Tapi sektor informal inilah yang sebetulnya "menyelamatkan" Indonesia saat krisis ekonomi 1998 lalu menerpa. Ketika itu diperkirakan 2/3 perputaran uang kita sesungguhnya berada pada usaha-usaha yang termasuk dalam kategori sektor ini. Tentu saja tak hanya usaha warung kaki lima. Tapi juga mencakup yang lain, mulai dari kontraktor bangunan, distribusi barang, jasa keamanan, layanan angkutan, hingga calo-calo tanah, tenaga kerja, proyek pemerintah, kasus hukum, dan jabatan. Sebagaimana warung makanan di kaki lima, berbagai usaha sektor informal lainnya itu bukan hanya tak tercatat; tapi juga tak membayar pajak.
Sebagian diantara mereka memang termasuk golongan Usaha Mikro, Kecil, dan Menengah (UMKM). Walaupun informal, sebagian yang lain --- mengingat perputaran usaha setahunnya melampaui nilai Rp 4,8 miliar --- tentu tetap termasuk kategori Usaha Besar.
Negara sangat menyadari potensi sektor-sektor informal tersebut.
Itulah sebab dilakukan upaya terus-menerus untuk mem-"formal"-kannya. Diantaranya melalui berbagai kebijakan yang terkait UMKM. Mulai dari fasilitas pembiayaan usaha seperti KUR (kredit usaha rakyat) yang tahun ini dianggarkan Rp 120 triliun ---bunganya pun telah diturunkan dari 9% menjadi 7 persen --- hingga keringanan pajak usahanya. Peraturan Menteri Keuangan 107/PMK.011/2013 merupakan petunjuk teknis dari Peraturan Pemerintah 46/2013 tentang Pajak Penghasilan Atas Penghasilan Dari Usaha Yang Diterima Atau Diperoleh Wajib Pajak Yang Memiliki Peredaran Bruto Tertentu. Populer disebut sebagai PPh Final atas UMKM.

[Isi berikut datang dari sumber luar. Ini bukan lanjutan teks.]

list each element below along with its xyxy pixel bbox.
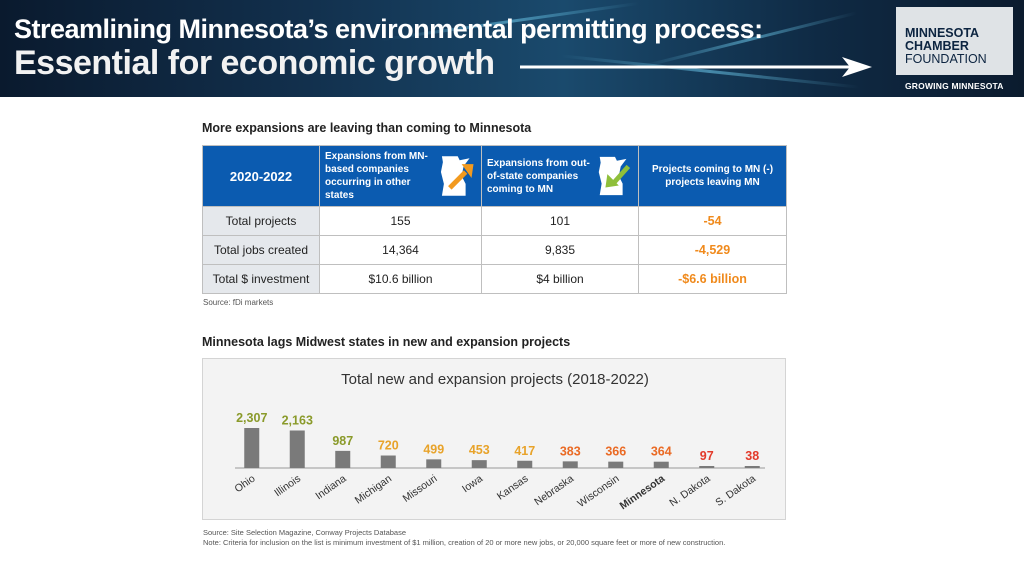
banner-title-line1: Streamlining Minnesota’s environmental p… [14, 14, 763, 44]
data-label: 987 [332, 434, 353, 448]
chart-section-title: Minnesota lags Midwest states in new and… [202, 335, 571, 349]
bar-chart: Total new and expansion projects (2018-2… [232, 371, 765, 513]
data-label: 2,163 [282, 413, 313, 427]
bar-missouri [426, 459, 442, 468]
logo-line-minnesota: MINNESOTA [905, 26, 980, 40]
bar-minnesota [653, 461, 669, 468]
row-label: Total $ investment [202, 264, 320, 294]
tick-label: N. Dakota [667, 473, 712, 510]
bar-s-dakota [744, 466, 760, 468]
bar-ohio [244, 428, 260, 468]
data-label: 2,307 [236, 411, 267, 425]
logo-line-chamber: CHAMBER [905, 39, 969, 53]
tick-label: Missouri [401, 473, 440, 505]
chamber-logo: MINNESOTA CHAMBER FOUNDATION [896, 7, 1013, 75]
bar-kansas [517, 460, 533, 468]
table-header-row: 2020-2022 Expansions from MN-based compa… [202, 145, 787, 207]
minnesota-outbound-arrow-icon [440, 156, 474, 196]
table-source: Source: fDi markets [203, 298, 274, 307]
bar-iowa [471, 460, 487, 468]
arrow-right-icon [520, 57, 872, 77]
data-label: 97 [700, 449, 714, 463]
bar-illinois [289, 430, 305, 468]
header-leaving: Expansions from MN-based companies occur… [319, 145, 482, 207]
cell-net: -54 [638, 206, 787, 236]
header-coming-label: Expansions from out-of-state companies c… [487, 157, 590, 195]
banner: Streamlining Minnesota’s environmental p… [0, 0, 1024, 97]
bar-indiana [335, 450, 351, 468]
bar-nebraska [562, 461, 578, 468]
row-label: Total jobs created [202, 235, 320, 265]
table-row: Total jobs created 14,364 9,835 -4,529 [202, 235, 787, 265]
cell-leaving: 14,364 [319, 235, 482, 265]
header-net: Projects coming to MN (-) projects leavi… [638, 145, 787, 207]
table-row: Total projects 155 101 -54 [202, 206, 787, 236]
header-period: 2020-2022 [202, 145, 320, 207]
bar-michigan [380, 455, 396, 468]
tick-label: Illinois [272, 473, 303, 500]
tick-label: Iowa [460, 473, 485, 496]
cell-coming: 101 [481, 206, 639, 236]
data-label: 364 [651, 445, 672, 459]
tick-label: Minnesota [618, 473, 668, 513]
expansions-table: 2020-2022 Expansions from MN-based compa… [202, 145, 787, 294]
chart-panel: Total new and expansion projects (2018-2… [202, 358, 786, 520]
tick-label: Kansas [495, 473, 531, 503]
chart-note: Note: Criteria for inclusion on the list… [203, 538, 726, 547]
row-label: Total projects [202, 206, 320, 236]
cell-net: -4,529 [638, 235, 787, 265]
bar-n-dakota [699, 466, 715, 468]
cell-net: -$6.6 billion [638, 264, 787, 294]
cell-coming: $4 billion [481, 264, 639, 294]
logo-tagline: GROWING MINNESOTA [905, 81, 1004, 91]
data-label: 383 [560, 444, 581, 458]
tick-label: Indiana [313, 473, 348, 503]
data-label: 38 [745, 449, 759, 463]
data-label: 720 [378, 439, 399, 453]
chart-source: Source: Site Selection Magazine, Conway … [203, 528, 407, 537]
tick-label: Nebraska [532, 473, 576, 509]
header-coming: Expansions from out-of-state companies c… [481, 145, 639, 207]
logo-line-foundation: FOUNDATION [905, 52, 987, 66]
tick-label: S. Dakota [713, 473, 758, 509]
cell-coming: 9,835 [481, 235, 639, 265]
tick-label: Wisconsin [575, 473, 621, 510]
data-label: 453 [469, 443, 490, 457]
cell-leaving: 155 [319, 206, 482, 236]
tick-label: Michigan [353, 473, 394, 507]
table-row: Total $ investment $10.6 billion $4 bill… [202, 264, 787, 294]
table-section-title: More expansions are leaving than coming … [202, 121, 532, 135]
header-leaving-label: Expansions from MN-based companies occur… [325, 151, 428, 201]
data-label: 499 [423, 442, 444, 456]
tick-label: Ohio [232, 473, 257, 496]
data-label: 417 [514, 444, 535, 458]
minnesota-inbound-arrow-icon [598, 156, 630, 196]
data-label: 366 [605, 445, 626, 459]
cell-leaving: $10.6 billion [319, 264, 482, 294]
chart-title: Total new and expansion projects (2018-2… [341, 371, 649, 388]
bar-wisconsin [608, 461, 624, 468]
banner-title-line2: Essential for economic growth [14, 44, 495, 82]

Pemerintah --- sebagaimana diberitakan Kontan beberapa waktu lalu --- sedang menggodok kebijakan yang menurunkan tarif PPh final UMKM tersebut dari 1 persen menjadi 0,25 persen.
Hal ini menyiratkan pesan yang semestinya sangat tegas.
Pertama, potensi pendapatan Negara melalui pajak disana, sesungguhnya memang sangat besar. Jika saat krisis 1998 disebutkan sebagai 2/3 dari peredaran ekonomi Nasional maka saat ini porsi tersebut diduga kuat masih cukup significant. Sebenarnya hal itulah yang menjelaskan, mengapa ekonomi kita hari ini masih bergerak, meski pun sejumlah kelesuan sangat dirasakan oleh para pengusaha formal.
Kedua, Negara masih belum menemukan cara jitu untuk sungguh-sungguh memberdayakan potensi tersebut sehingga "perkiraan" memberikan "potongan resmi" sebesar 75% dari tarif yang berlaku sekarang dianggap masih "lebih menguntungkan".
Ketiga, sektor-sektor informal yang masuk kategori UMKM itu sepertinya "belum sungguh-sungguh merasakan" peran Negara sehingga masih banyak yang "tidak tergugah" untuk melaporkan penghasilan dan menunaikan kewajiban pajak mereka. Bagaimanapun, sistem perpajakan kita hari ini memang menggunakan "kesuka-relaan" wajib pajak untuk menghitung sendiri jumlah yang harus dibayarkannya (self assessment).